Свои по сердцу - Леонид Ильич Борисов
— Очень забавное происшествие, — сказал Антон Павлович и внимательно вгляделся в лицо матери, представляя ее молодой и интересной. — Ну, а кто же про церковь-то спрашивал? Тоже похититель?
— Какой он, к богу в рай, похититель! Головниных помнишь, что на Монастырской улице жили? Так это их родной брат был, в кавалерии на конях ездил. Он отцу Ефрему, батюшке из острожной церкви, две тысячи рублей проиграл, а потом корил его, — дескать, духовному лицу довольно стыдно деньги выигрывать… Пристал он к нему этак: «Возврати мне мои две тысячи!..» А отцу Ефрему надоело его слушать, он ему и сказал однажды: «А поди ты к черту и еще знаешь куда?..» После такого разговора Головнины перестали причащаться у отца Ефрема. К нему мать приезжала, совсем неграмотная, темная женщина; ходила она, как сейчас вижу, по базару и торговалась из-за каждой копейки. Мне, скажет, уступить нужно, у меня в вашем городе сын в попах служит!.. Ну, а через год отец Ефрем помер. А тут и я замуж вышла. Слушаешь?
— Да, да, слушаю… Вот и расскажите, как вы замуж выходили. Я очень люблю про свадьбы слушать.
В дверь постучали, вошла Марфуша и сказала, что в кабинете Антона Павловича сидит и ждет гость средних лет, долговязый, любопытный. Расспрашивал, сколько в доме комнат и с какой целью вывешено объявление: «Просят не курить»… К гостю направилась Евгения Яковлевна.
«Надо будет купить большую, злую собаку и посадить ее у входа, — подумал Антон Павлович. — А я тем временем буду работать…»

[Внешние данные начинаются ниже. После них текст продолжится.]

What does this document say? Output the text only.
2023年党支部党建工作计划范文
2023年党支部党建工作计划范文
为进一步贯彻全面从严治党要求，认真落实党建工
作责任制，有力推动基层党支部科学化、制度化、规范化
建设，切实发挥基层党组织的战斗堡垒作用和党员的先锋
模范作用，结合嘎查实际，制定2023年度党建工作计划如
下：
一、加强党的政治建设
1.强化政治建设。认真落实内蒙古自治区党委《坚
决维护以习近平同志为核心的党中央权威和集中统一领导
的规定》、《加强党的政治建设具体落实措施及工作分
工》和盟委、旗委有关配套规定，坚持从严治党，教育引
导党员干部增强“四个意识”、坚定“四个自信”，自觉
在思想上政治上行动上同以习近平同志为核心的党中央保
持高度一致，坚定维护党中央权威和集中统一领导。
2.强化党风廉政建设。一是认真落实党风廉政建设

Взглянул на себя в зеркало и подивился: бородка как будто реже стала, морщинки возле глаз собрались в кучку. «У вас что-то с легкими», — пошутил Антон Павлович и ответил: «Да, у нас что-то с легкими; у нас, видите ли, скука, вот уже скоро год, как мы музыки не слышим». — «А вам уехать бы. Купите билет и уезжайте в Ниццу, — там тепло, там хорошо, и гости до вас не дотянутся». — «А вот женюсь и уеду, что скажете? А я скажу! Я скажу, как мне в русскую деревню хочется! Чтобы луна была и большая дорога, чтобы земля трещала от мороза… Вот в какую Ниццу тянет меня, милостивый государь!»
Почему-то припомнились стихи Некрасова: «Не ветер бушует над бором, не с гор побежали ручьи, мороз-воевода дозором обходит владенья свои…» «Где-то обходит он свои владенья, постукивает, потрескивает? В Ялту заглянул бы, голубчик, родной, утешитель!»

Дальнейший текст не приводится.